Después que Babilonia cayó en manos de los persas, los judíos fueron liberados para regresar a Judá. Muchos judíos volvieron a casa para reconstruir Jerusalén y el templo. Nehemías y Esdras lideraron esos esfuerzos, con el apoyo de los profetas Hageo y Zacarías. Una de las profecías de Zacarías incluía una descripción de un futuro Rey que entraría humildemente a Jerusalén, cabalgando sobre un asno (Nehemías 6:15-16; Esdras 6:14-15; Zacarías 9:9).
Sin embargo, no todos los judíos volvieron a Judá. Muchos decidieron permanecer en Persia, donde Dios todavía los cuidaba. Una judía llamada Ester ascendió al rango de reina de Persia y fue fundamental para salvar la vida de todos los judíos del reino (Esther 8:1).
Malaquías escribió el último libro del Antiguo Testamento. Él profetizó que el Señor vendría a Su templo, pero antes de Su llegada, otro mensajero prepararía el camino para el Señor. Este mensajero sería como el profeta Elías. Después de la profecía de Malaquías, pasaron 400 años antes de que Dios le hablara directamente al hombre (Malaquías 3:1; 4:5).

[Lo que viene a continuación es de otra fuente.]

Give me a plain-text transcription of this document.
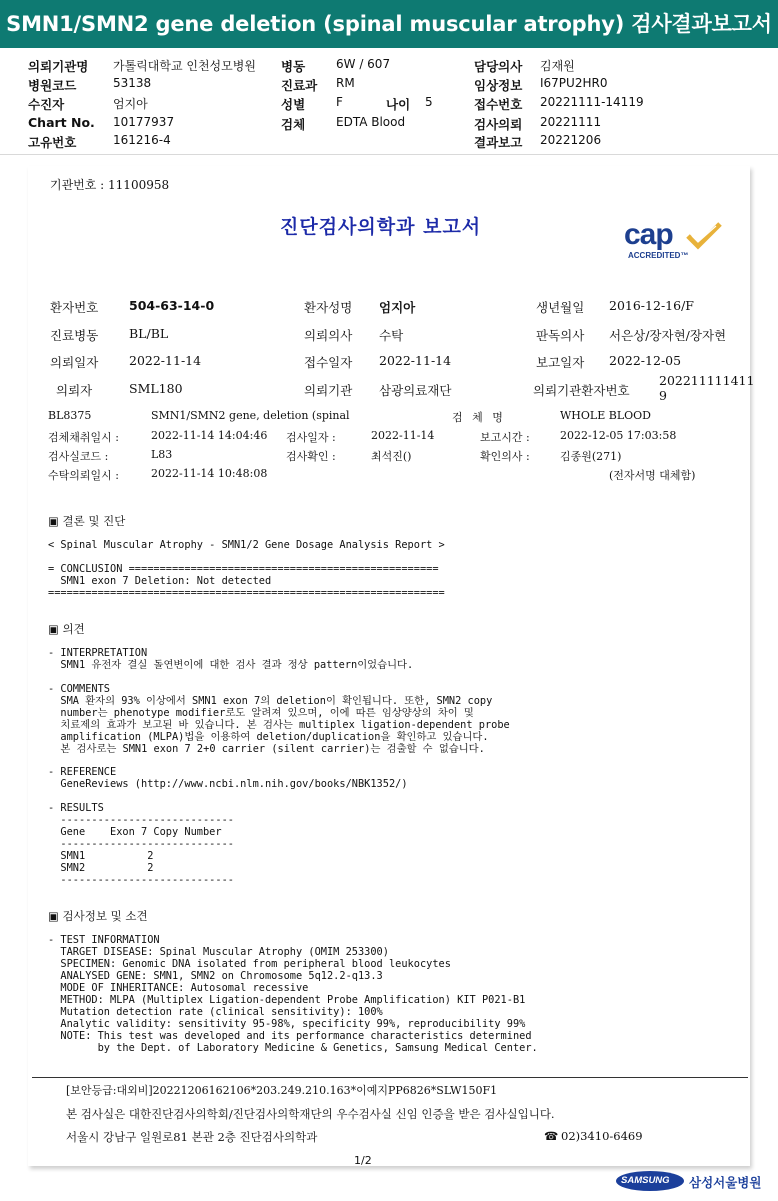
SMN1/SMN2 gene deletion (spinal muscular atrophy) 검사결과보고서
의뢰기관명 가톨릭대학교 인천성모병원 병동	6W / 607	담당의사 김재원
병원코드	53138	진료과 RM	임상정보 I67PU2HR0
수진자	엄지아	성별	F	나이 5	접수번호 20221111-14119
Chart No. 10177937	검체	EDTA Blood	검사의뢰 20221111
고유번호	161216-4	결과보고 20221206
기관번호 : 11100958
진단검사의학과 보고서	cap
ACCREDITED™
환자번호 504-63-14-0	환자성명 엄지아	생년월일 2016-12-16/F
진료병동 BL/BL	의뢰의사 수탁	판독의사 서은상/장자현/장자현
의뢰일자 2022-11-14	접수일자 2022-11-14	보고일자 2022-12-05
의뢰자	SML180	의뢰기관 삼광의료재단	의뢰기관환자번호
202211111411
9
BL8375	SMN1/SMN2 gene, deletion (spinal	검 체 명	WHOLE BLOOD
검체채취일시 :	2022-11-14 14:04:46 검사일자 :	2022-11-14	보고시간 :	2022-12-05 17:03:58
검사실코드 :	L83	검사확인 :	최석진()	확인의사 :	김종원(271)
수탁의뢰일시 :	2022-11-14 10:48:08	(전자서명 대체함)
▣ 결론 및 진단
< Spinal Muscular Atrophy - SMN1/2 Gene Dosage Analysis Report >
= CONCLUSION ==================================================
SMN1 exon 7 Deletion: Not detected
================================================================
▣ 의견
- INTERPRETATION
SMN1 유전자 결실 돌연변이에 대한 검사 결과 정상 pattern이었습니다.
- COMMENTS
SMA 환자의 93% 이상에서 SMN1 exon 7의 deletion이 확인됩니다. 또한, SMN2 copy
number는 phenotype modifier로도 알려져 있으며, 이에 따른 임상양상의 차이 및
치료제의 효과가 보고된 바 있습니다. 본 검사는 multiplex ligation-dependent probe
amplification (MLPA)법을 이용하여 deletion/duplication을 확인하고 있습니다.
본 검사로는 SMN1 exon 7 2+0 carrier (silent carrier)는 검출할 수 없습니다.
- REFERENCE
GeneReviews (http://www.ncbi.nlm.nih.gov/books/NBK1352/)
- RESULTS
----------------------------
Gene    Exon 7 Copy Number
----------------------------
SMN1          2
SMN2          2
----------------------------
▣ 검사정보 및 소견
- TEST INFORMATION
TARGET DISEASE: Spinal Muscular Atrophy (OMIM 253300)
SPECIMEN: Genomic DNA isolated from peripheral blood leukocytes
ANALYSED GENE: SMN1, SMN2 on Chromosome 5q12.2-q13.3
MODE OF INHERITANCE: Autosomal recessive
METHOD: MLPA (Multiplex Ligation-dependent Probe Amplification) KIT P021-B1
Mutation detection rate (clinical sensitivity): 100%
Analytic validity: sensitivity 95-98%, specificity 99%, reproducibility 99%
NOTE: This test was developed and its performance characteristics determined
by the Dept. of Laboratory Medicine & Genetics, Samsung Medical Center.
[보안등급:대외비]20221206162106*203.249.210.163*이예지PP6826*SLW150F1
본 검사실은 대한진단검사의학회/진단검사의학재단의 우수검사실 신임 인증을 받은 검사실입니다.
서울시 강남구 일원로81 본관 2층 진단검사의학과	☎ 02)3410-6469
1/2
SAMSUNG 삼성서울병원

El Antiguo Testamento es la historia del plan de Dios para llevar a cabo la redención del hombre. Al cierre del Antiguo Testamento, Dios tiene un único pueblo elegido que comprende la importancia de los sacrificios de sangre, que cree en las promesas hechas a Abraham y David, y que está a la espera de un redentor. En resumen, están listos para recibir a aquel que aplastará a la serpiente de Génesis, el profeta como Moisés, el siervo sufrido de Isaías, el hijo de David, el Mesías de Daniel, y el humilde Rey de Zacarías, todos ellos se encuentran en la persona de Jesucristo.